No wonder they are endangered.

 Father of 102 
Musa Hasahya Kasera is still in rude good health, but he is drawing the line after fathering 102 children.

"I have learnt from my irresponsible act of producing so many children that I can't look after," Hasahya -- who has 578 grandchildren -- told AFP.

Two of the Ugandan villager's 12 wives have left him because he cannot afford to feed his enormous family.

Hasahya admitted that can't "recall the names" of all his children -- "it's the mothers who help me to identify them" -- and that he even has trouble remembering some of his wives.

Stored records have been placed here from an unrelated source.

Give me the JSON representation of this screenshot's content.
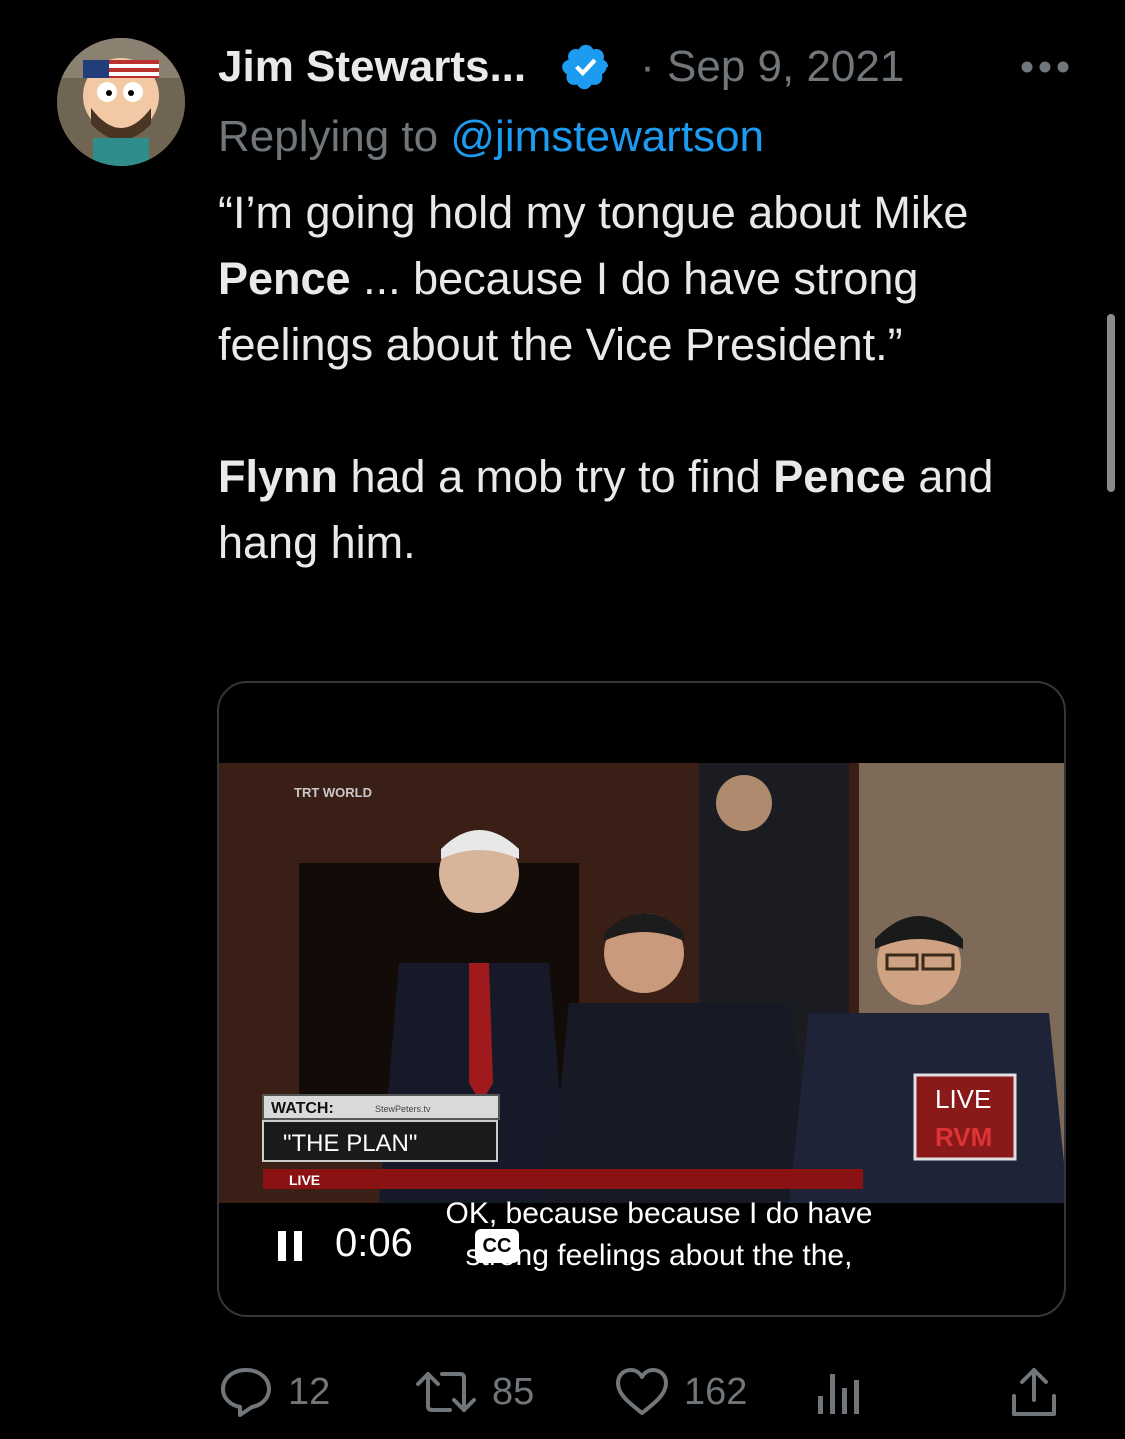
{
  "tweet": {
    "display_name": "Jim Stewarts...",
    "date": "· Sep 9, 2021",
    "reply_prefix": "Replying to",
    "reply_handle": "@jimstewartson",
    "text": {
      "p1_open": "“I’m going hold my tongue about Mike ",
      "p1_bold1": "Pence",
      "p1_rest": " ... because I do have strong feelings about the Vice President.”",
      "p2_bold1": "Flynn",
      "p2_mid": " had a mob try to find ",
      "p2_bold2": "Pence",
      "p2_end": " and hang him."
    }
  },
  "video": {
    "time": "0:06",
    "caption_line1": "OK, because because I do have",
    "caption_line2": "strong feelings about the the,",
    "cc_label": "CC",
    "overlay": {
      "network": "TRT WORLD",
      "watch_label": "WATCH:",
      "watch_source": "StewPeters.tv",
      "show_title": "\"THE PLAN\"",
      "live_label": "LIVE",
      "badge_top": "LIVE",
      "badge_bottom": "RVM"
    }
  },
  "actions": {
    "replies": "12",
    "reposts": "85",
    "likes": "162"
  },
  "colors": {
    "background": "#000000",
    "text": "#e7e9ea",
    "secondary": "#71767b",
    "link": "#1d9bf0",
    "border": "#333639"
  },
  "icons": [
    "avatar",
    "verified-badge-icon",
    "more-icon",
    "pause-icon",
    "cc-icon",
    "reply-icon",
    "repost-icon",
    "like-icon",
    "views-icon",
    "share-icon"
  ]
}
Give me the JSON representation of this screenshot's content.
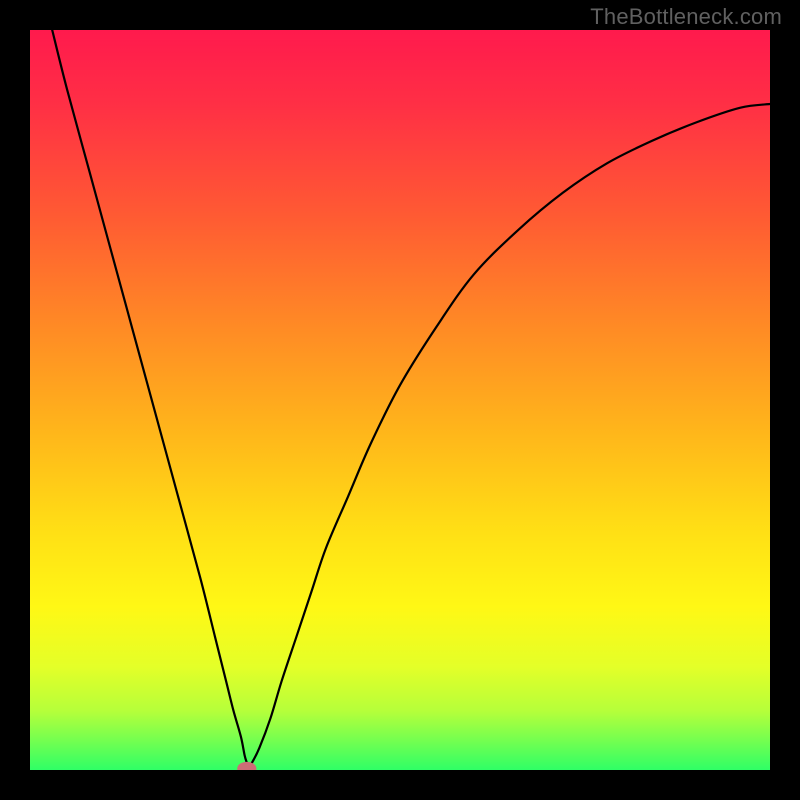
{
  "watermark": "TheBottleneck.com",
  "chart_data": {
    "type": "line",
    "title": "",
    "xlabel": "",
    "ylabel": "",
    "xlim": [
      0,
      100
    ],
    "ylim": [
      0,
      100
    ],
    "grid": false,
    "legend": false,
    "background_gradient": {
      "orientation": "vertical",
      "stops": [
        {
          "pos": 0.0,
          "color": "#ff1a4d"
        },
        {
          "pos": 0.1,
          "color": "#ff2f45"
        },
        {
          "pos": 0.25,
          "color": "#ff5a33"
        },
        {
          "pos": 0.4,
          "color": "#ff8a25"
        },
        {
          "pos": 0.55,
          "color": "#ffb81a"
        },
        {
          "pos": 0.68,
          "color": "#ffe015"
        },
        {
          "pos": 0.78,
          "color": "#fff815"
        },
        {
          "pos": 0.86,
          "color": "#e4ff28"
        },
        {
          "pos": 0.92,
          "color": "#b6ff3a"
        },
        {
          "pos": 0.96,
          "color": "#74ff50"
        },
        {
          "pos": 1.0,
          "color": "#2fff66"
        }
      ]
    },
    "series": [
      {
        "name": "bottleneck-curve",
        "color": "#000000",
        "x": [
          3,
          5,
          8,
          11,
          14,
          17,
          20,
          23,
          25,
          26.5,
          27.5,
          28.5,
          29,
          29.3,
          29.5,
          30,
          31,
          32.5,
          34,
          36,
          38,
          40,
          43,
          46,
          50,
          55,
          60,
          66,
          72,
          78,
          84,
          90,
          96,
          100
        ],
        "values": [
          100,
          92,
          81,
          70,
          59,
          48,
          37,
          26,
          18,
          12,
          8,
          4.5,
          2,
          1,
          0.5,
          1,
          3,
          7,
          12,
          18,
          24,
          30,
          37,
          44,
          52,
          60,
          67,
          73,
          78,
          82,
          85,
          87.5,
          89.5,
          90
        ]
      }
    ],
    "markers": [
      {
        "name": "valley-point",
        "x": 29.3,
        "y": 0.2,
        "color": "#cc6d76",
        "rx": 1.3,
        "ry": 0.9
      }
    ]
  }
}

His third wife Zabina said if she had known he had other wives, she would never have married him. "Even when I came and resigned myself to my fate... he brought the fourth, the fifth until he reached 12," she added.

"They all love me," Hasahya, 68, insisted.

 Ted talk 
Once there was the Man on the Moon. Now there's a bear on Mars. 

The beaming face of a cute-looking teddy bear has been looking down on us from the Red Planet all this time without us knowing until the Mars Reconnaissance Orbiter passed over last month.

Scientists at the University of Arizona believe the bear's origins are probably volcanic rather than a piece of intergalactic graffiti left by passing aliens.

Researchers have previously spotted something that looked like the Starfleet logo from "Star Trek" on Mars' surface.

But after 10 years of looking, so far there is no sign of little green men.

 Dead Fred casts Groundhog shadow 
In an ominous augury for the climate, the Canadian groundhog who predicts the coming of spring was found dead hours before he was due to pronounce.

Fred la Marmotte showed "no signs of life" when organisers of the annual "Groundhog Day" jamboree in Quebec's Val-d'Espoir (Valley of Hope in English) tried to wake him from his hibernation.

If Fred had seen his shadow and scurried back inside his burrow, it would have been a portent of chilly weather to come. 

Further south in Pennsylvania, another famous furry weather forecaster, Punxsutawney Phil, predicted six more weeks of the cold.